The patients in Group B had a higher rate of extracapsular extension (ECE), seminal vesicle invasion and positive surgical margins than those in Group A (p < 0.001, p = 0.005, p = 0.046, respectively). In univariate and multivariate, bGS was significantly associated with ECE [odds ratio (OR) 2.615, p < 0.001; OR 1.769, p < 0.001]. In Kaplan-Meier analysis, BCR-free survival rate was higher in Group A than in Group B (log rank, p = 0.037).
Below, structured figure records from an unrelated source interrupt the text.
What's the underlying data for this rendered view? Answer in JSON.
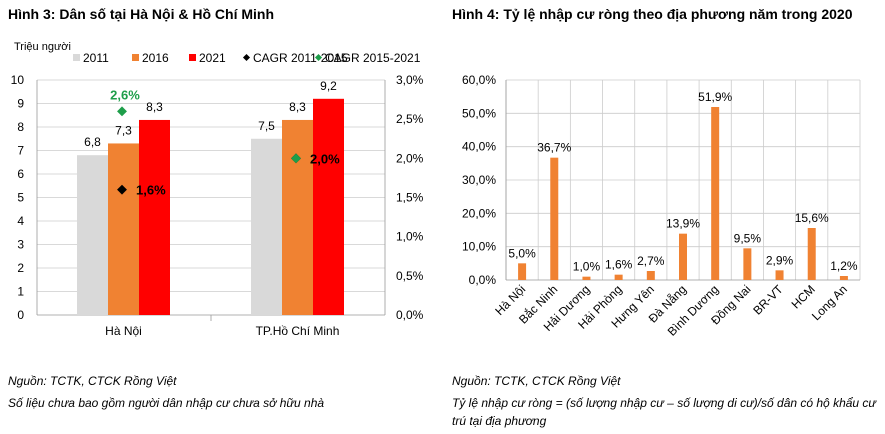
{
  "colors": {
    "s2011": "#d9d9d9",
    "s2016": "#f08232",
    "s2021": "#ff0000",
    "cagr1": "#000000",
    "cagr2": "#1e9e4a",
    "bar4": "#f08232",
    "grid": "#cccccc",
    "axis": "#999999"
  },
  "figures": [
    {
      "title": "Hình 3: Dân số tại Hà Nội & Hồ Chí Minh",
      "source": "Nguồn: TCTK, CTCK Rồng Việt",
      "note": "Số liệu chưa bao gồm người dân nhập cư chưa sở hữu nhà"
    },
    {
      "title": "Hình 4: Tỷ lệ nhập cư ròng theo địa phương năm trong 2020",
      "source": "Nguồn: TCTK, CTCK Rồng Việt",
      "note_line1": "Tỷ lệ nhập cư ròng = (số lượng nhập cư – số lượng di cư)/số dân có hộ khẩu cư",
      "note_line2": "trú tại địa phương"
    }
  ],
  "chart_data": [
    {
      "type": "bar",
      "title": "Hình 3: Dân số tại Hà Nội & Hồ Chí Minh",
      "ylabel": "Triệu người",
      "ylim": [
        0,
        10
      ],
      "y_ticks": [
        "0",
        "1",
        "2",
        "3",
        "4",
        "5",
        "6",
        "7",
        "8",
        "9",
        "10"
      ],
      "y2lim": [
        0,
        3.0
      ],
      "y2_ticks": [
        "0,0%",
        "0,5%",
        "1,0%",
        "1,5%",
        "2,0%",
        "2,5%",
        "3,0%"
      ],
      "categories": [
        "Hà Nội",
        "TP.Hồ Chí Minh"
      ],
      "legend": "top",
      "grid": true,
      "series": [
        {
          "name": "2011",
          "kind": "bar",
          "values": [
            6.8,
            7.5
          ],
          "labels": [
            "6,8",
            "7,5"
          ]
        },
        {
          "name": "2016",
          "kind": "bar",
          "values": [
            7.3,
            8.3
          ],
          "labels": [
            "7,3",
            "8,3"
          ]
        },
        {
          "name": "2021",
          "kind": "bar",
          "values": [
            8.3,
            9.2
          ],
          "labels": [
            "8,3",
            "9,2"
          ]
        },
        {
          "name": "CAGR 2011-2015",
          "kind": "marker",
          "axis": "right",
          "values": [
            1.6,
            2.0
          ],
          "labels": [
            "1,6%",
            "2,0%"
          ]
        },
        {
          "name": "CAGR 2015-2021",
          "kind": "marker",
          "axis": "right",
          "values": [
            2.6,
            2.0
          ],
          "labels": [
            "2,6%",
            ""
          ]
        }
      ]
    },
    {
      "type": "bar",
      "title": "Hình 4: Tỷ lệ nhập cư ròng theo địa phương năm trong 2020",
      "ylim": [
        0,
        60
      ],
      "y_ticks": [
        "0,0%",
        "10,0%",
        "20,0%",
        "30,0%",
        "40,0%",
        "50,0%",
        "60,0%"
      ],
      "categories": [
        "Hà Nội",
        "Bắc Ninh",
        "Hải Dương",
        "Hải Phòng",
        "Hưng Yên",
        "Đà Nẵng",
        "Bình Dương",
        "Đồng Nai",
        "BR-VT",
        "HCM",
        "Long An"
      ],
      "values": [
        5.0,
        36.7,
        1.0,
        1.6,
        2.7,
        13.9,
        51.9,
        9.5,
        2.9,
        15.6,
        1.2
      ],
      "labels": [
        "5,0%",
        "36,7%",
        "1,0%",
        "1,6%",
        "2,7%",
        "13,9%",
        "51,9%",
        "9,5%",
        "2,9%",
        "15,6%",
        "1,2%"
      ],
      "grid": true
    }
  ]
}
In multivariable Cox regression, maximum percentage of core involvement were strongly associated with BCR [hazard ratio (HR) 1.773 (1.248-2.519), p = 0.001].

CONCLUSIONS

pGS 3 + 4 was associated with heterogeneous pathologic and biochemical outcomes according to bGS. Patients with pGS 3 + 4 upgraded from bGS 3 + 3 had more favorable pathological outcomes and biochemical survival outcomes than those with bGS 3 + 4.

摘要

目的

明确在积极监测候选人群中,根据根治性前列腺切除术后活检Gleason评分(bGS)划分的病理Gleason评分(pGS)为3 + 4的患者之间的差异。

方法

在2006年1月至2014年6月期间,共识别出619例符合皇家马斯登标准且根治性前列腺切除术后pGS为3 + 4的患者。根据bGS将患者分为两组:A组(n = 430),bGS为(3 + 3);B组(n = 189),bGS为7(3 + 4)。比较两组的病理结果,并通过逻辑回归分析bGS对不良病理结果的影响,采用对数秩检验和Cox比例风险模型比较无生化复发(BCR)生存率。

结果

B组患者的包膜外侵犯(ECE)、精囊侵犯和手术切缘阳性率均高于A组(分别为p < 0.001、p = 0.005、p = 0.046)。在单因素和多因素分析中,bGS与ECE显著相关[比值比(OR)2.615,p < 0.001;OR 1.769,p < 0.001]。在Kaplan-Meier分析中,A组的无BCR生存率高于B组(对数秩检验,p = 0.037)。在多变量Cox回归分析中,核心累及的最大百分比与BCR密切相关[风险比(HR)1.773(1.248 - 2.519),p = 0.001]。

结论

根据bGS,pGS 3 + 4与不同的病理和生化结果相关。从bGS 3 + 3升级为pGS 3 + 4的患者比bGS为3 + 4的患者具有更有利的病理结果和生化生存结果。